Gastkommentar

Karas befeuert die Twitter-Bubble

Warum der EU-Parlamentarier Othmar Karas von der ÖVP nicht mit eigener Bürgerliste als Pro-EU-Partei antreten wird.

Alle fünf Jahre wieder füllen in Österreich vornehmlich Politikjournalistinnen und -journalisten die dazugehörige Twitter-Bubble mit Spekulationen, wonach der einzige EU-Parlamentarier mit nationaler Wahrnehmung, Othmar Karas, nicht mehr für die ÖVP, sondern mit einer eigenen Bürgerliste als Pro-EU-Partei antreten würde. Es ist nur bedeutungsschwangere Folklore mit dem stets selben Ergebnis: Karas vertritt die Volkspartei.

Der Autor

Clemens Maria Schuster ist Start-up-Unternehmer in Zürich und Brüssel. Er baut mit savoirr.com und politik.ch Datenplattformen zu Analyse und Monitoring politischer Verfahren.

Nur wenige sind mehr Volkspartei als Karas, und zwar lebenslänglich: Der 65-Jährige ist seit 1976 Parteimitglied, war im Nationalrat, war Generalsekretär und sitzt seit 1999 für die ÖVP im Europaparlament, zurzeit zum zweiten Mal als Vizepräsident. Auch abseits der Politik: ÖVP-Nähe allerorten, MKV und ÖCV, Hilfswerk, Schuman- und Waldheim-Stiftung.

Warum sollte er eine neue Partei gründen?
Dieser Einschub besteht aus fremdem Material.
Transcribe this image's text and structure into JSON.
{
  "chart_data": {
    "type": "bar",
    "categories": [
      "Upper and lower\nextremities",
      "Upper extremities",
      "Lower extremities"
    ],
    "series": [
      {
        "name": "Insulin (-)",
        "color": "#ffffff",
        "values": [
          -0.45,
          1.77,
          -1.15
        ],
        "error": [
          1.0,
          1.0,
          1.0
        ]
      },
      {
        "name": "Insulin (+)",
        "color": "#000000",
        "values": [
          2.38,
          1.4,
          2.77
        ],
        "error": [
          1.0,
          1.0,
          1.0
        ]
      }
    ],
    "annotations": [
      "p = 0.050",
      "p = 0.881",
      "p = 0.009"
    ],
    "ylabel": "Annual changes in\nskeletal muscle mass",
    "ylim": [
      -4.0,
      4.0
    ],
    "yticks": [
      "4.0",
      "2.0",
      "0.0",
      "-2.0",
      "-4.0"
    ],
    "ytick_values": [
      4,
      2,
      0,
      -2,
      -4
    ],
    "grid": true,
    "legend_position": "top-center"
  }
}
Die verworrene Geschichte von Parteigründungen in Österreich diene als Lehre. Mit Ausnahme von Grünen und Neos hat es bisher keine Partei geschafft, länger als zwei Perioden zu überleben – zumal, wenn sie monothematisch oder auf die Person ihres Gründers und/oder Financiers zugeschnitten waren.

Beschwörende Elogen

Warum sollte sich Karas auf so ein Experiment einlassen? Um mit einem Karas-&-Friends-Zweckbündnis fünf bis zehn Prozent der Stimmen zu holen, mit einem (seinem), maximal zwei Mandaten ins EU-Parlament einzuziehen, um dort wieder der Europäischen Volkspartei beizutreten? Realiter haben in Straßburg und Brüssel einzelne Abgeordnete ohne große Fraktion fast keinen Gestaltungsspielraum.

Wenn man seine glaubwürdige politische Leidenschaft voraussetzt, stünde 2028 die Wahl zum Bundespräsidenten an. Wenn man schon eine politische Karriere krönen möchte, dann sicher nicht als Hinterbänkler ohne Macht, irgendwo zwischen Brüssel, Straßburg und Wien. Betrachtet man die aktuellen Wortmeldungen, fallen vor allem in den digitalen Medien solche auf, die Karas selbst niemals wählen würden. Beschwörende Elogen auf den letzten wahren Christlichsozialen, der doch nur links und rechts der Mitte Stimmen einsammeln müsse – allesamt mehr amüsant als glaubwürdig.

Bewusste Abspaltung

Und wer glaubt auch nur eine Sekunde lang, dass Karas in einer vermeintlich über alle Parteigrenzen mitgetragenen Liste Erfolg haben könnte, wenn er etwa Ex-Kanzler Christian Kern (57), Ex-EU-Kommissar Franz Fischler (76), Ex-Staatssekretärin Ulrike Lunacek (66) oder Ex-Nationalrat Michael Ikrath (70) um sich schart? Und warum sollten sich gerade die Neos auf eine Karas-Kooperation einlassen? Nicht wenige im pinken Umfeld würden nach dem Rückzug der EU-Mandatarin Claudia Gamon über einen nach Brüssel versorgten Ex-„Kurier“-Chefredakteur und Nationalratsmandatar Helmut Brandstätter aufatmen.

Gerade die erste Generation Neos, zu der Beate Meinl-Reisinger gehört, hat sich bewusst aus der ÖVP abgespalten. Nicht nur sie war Karas-Assistentin, sondern auch Feri Thierry, aktuell Geschäftsführer des Forum Alpbach und erster Neos-Bundesgeschäftsführer, Stefan Zotti, einst ÖAAD-Geschäftsführer und vormals Kabinettschef von EU-Kommissar Johannes Hahn, oder der frühere Neos-Kärnten-Chef und jetzige Meinungsforscher Christoph Haselmayer. Kurzum: Ich halte sowohl die Parteigründung als auch eine Kandidatur von Karas außerhalb der ÖVP für abwegig – und lasse mich trotzdem gern eines Besseren belehren.